Translating_Europe_17

Between crisis and opportunity

2016’s Translating Europe Forum found cause for cheer amid the advance of automation, and the late 2017 edition of the conference was equally lively.

The theme was ostensibly ‘New skills, new markets, new profiles’, but technology remained a hot-button issue at this year’s Translating Europe Forum, held from 6-7 November in Brussels. Meanwhile, the question of what skills today’s translators need took a turn for the existential as participants asked what constitutes a translator in the first place.

What makes a translator a translator?

The first panel of the conference, ‘New professional profiles in the translation industry’, assembled a broad array of speakers from industry and academia to discuss how to train translators.
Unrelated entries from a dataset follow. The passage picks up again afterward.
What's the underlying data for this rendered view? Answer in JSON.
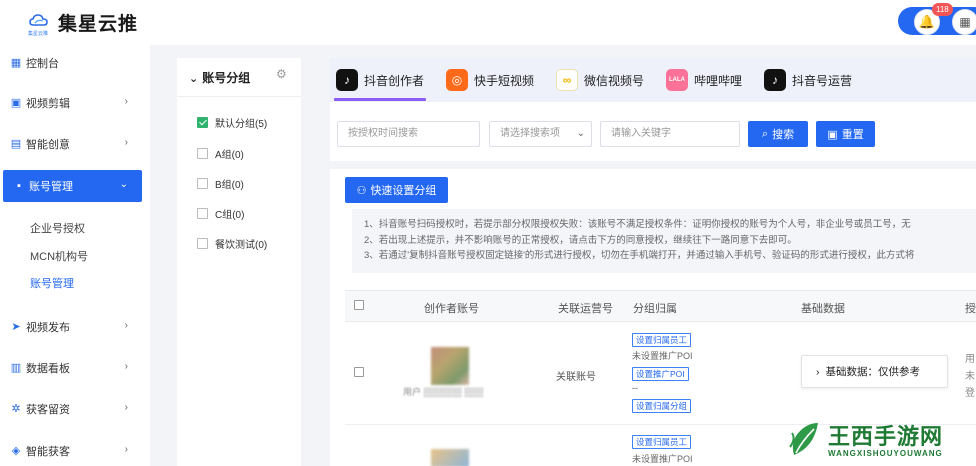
{
  "app": {
    "title": "集星云推",
    "logo_subtext": "集星云推"
  },
  "topbar": {
    "notification_count": "118"
  },
  "sidebar": {
    "items": [
      {
        "label": "控制台",
        "icon": "dashboard-icon"
      },
      {
        "label": "视频剪辑",
        "icon": "video-edit-icon"
      },
      {
        "label": "智能创意",
        "icon": "smart-creative-icon"
      },
      {
        "label": "账号管理",
        "icon": "account-icon"
      },
      {
        "label": "视频发布",
        "icon": "send-icon"
      },
      {
        "label": "数据看板",
        "icon": "chart-icon"
      },
      {
        "label": "获客留资",
        "icon": "customer-icon"
      },
      {
        "label": "智能获客",
        "icon": "smart-customer-icon"
      }
    ],
    "subitems": [
      "企业号授权",
      "MCN机构号",
      "账号管理"
    ]
  },
  "groups": {
    "title": "账号分组",
    "items": [
      {
        "label": "默认分组(5)",
        "checked": true
      },
      {
        "label": "A组(0)",
        "checked": false
      },
      {
        "label": "B组(0)",
        "checked": false
      },
      {
        "label": "C组(0)",
        "checked": false
      },
      {
        "label": "餐饮测试(0)",
        "checked": false
      }
    ]
  },
  "tabs": [
    {
      "label": "抖音创作者",
      "color": "#111111"
    },
    {
      "label": "快手短视频",
      "color": "#ff6a1a"
    },
    {
      "label": "微信视频号",
      "color": "#f5b400"
    },
    {
      "label": "哔哩哔哩",
      "color": "#fb7299"
    },
    {
      "label": "抖音号运营",
      "color": "#111111"
    }
  ],
  "filters": {
    "time_placeholder": "按授权时间搜索",
    "select_placeholder": "请选择搜索项",
    "keyword_placeholder": "请输入关键字",
    "search_label": "搜索",
    "reset_label": "重置"
  },
  "quick_group_label": "快速设置分组",
  "notice_lines": [
    "1、抖音账号扫码授权时，若提示部分权限授权失败：该账号不满足授权条件：证明你授权的账号为个人号，非企业号或员工号，无",
    "2、若出现上述提示，并不影响账号的正常授权，请点击下方的同意授权，继续往下一路同意下去即可。",
    "3、若通过'复制抖音账号授权固定链接'的形式进行授权，切勿在手机端打开，并通过输入手机号、验证码的形式进行授权，此方式将"
  ],
  "table": {
    "headers": [
      "创作者账号",
      "关联运营号",
      "分组归属",
      "基础数据",
      "授"
    ],
    "rows": [
      {
        "account_text": "用户",
        "linked": "关联账号",
        "group_tags": [
          "设置归属员工",
          "设置推广POI",
          "设置归属分组"
        ],
        "group_texts": [
          "未设置推广POI",
          "--"
        ],
        "basic_label": "基础数据：仅供参考",
        "extra_lines": [
          "用",
          "未",
          "登"
        ]
      },
      {
        "group_tags": [
          "设置归属员工"
        ],
        "group_texts": [
          "未设置推广POI"
        ]
      }
    ]
  },
  "watermark": {
    "title": "王西手游网",
    "subtitle": "WANGXISHOUYOUWANG"
  }
}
In a future where ‘soft skills’ such as communication with clients are becoming ever more important, how much time should universities devote to teaching translation itself? Participants voiced fears that technologies such as Google Translate are diminishing the status of translators and forcing them to double as project managers and data analysts rather than deepening their linguistic and subject-specialist knowledge. However, speakers like Miguel Sevener from LSP BeatBabel were quick to point out the opportunities available in a changing translation industry – despite the advance of machine translation, annual turnover is on the rise. Ultimately, the panel served as a rallying cry for translators and other language professionals to take pride in their own work and insist on the value of their specialist knowledge.

The second day of the forum delved even more deeply into the question of how far the translators of the future will have to diversify, with panellists including SDL’s Andrea Stevens proposing new roles such as machine translation consultants. Meanwhile, academia’s inability to keep pace with the rapid rate of change led participants to emphasise the value of ‘metacompetencies’ that will enable students to adapt to the state of the market once they graduate.

Much ado about machine translation

In an age of increasing mobility, flexibility and digitalisation, the pressures facing the translation industry are hardly unique, as a keynote speech from Peter Flade of Gallup highlighted at the beginning of the conference. As was the case last year, speakers emphasised that the future of translation lies in an alliance of human and machine rather than in pure mechanisation. Jaap van der Meer, the keynote speaker on the forum’s second day, predicted the splitting of the industry into three strands: purely mechanical translation, ‘good enough’ translation post-edited by human translators, and high quality ‘boutique’ translation. While this may not seem like the most promising vision of the future, he pointed out that the ubiquity of cheap, bad translations will only drive up interest in creative alternatives. In addition, sectors of the market involving high risk, such as contracts and crisis communications, are unlikely to undergo the same level of automation as lower-stakes areas.

The times they are a-changing

Several topics were notably absent from the forum’s schedule: as audience members pointed out, the ethical and legal implications of machine translation for client confidentiality are becoming ever more significant, yet these were only mentioned in passing by panellists. Similarly, although professional organisations such as the UK’s Chartered Institute of Linguists play an important role in translator training, they were underrepresented among the roster of speakers. As the pace of change intensifies, it will be interesting to see how Translating Europe grapples with these issues.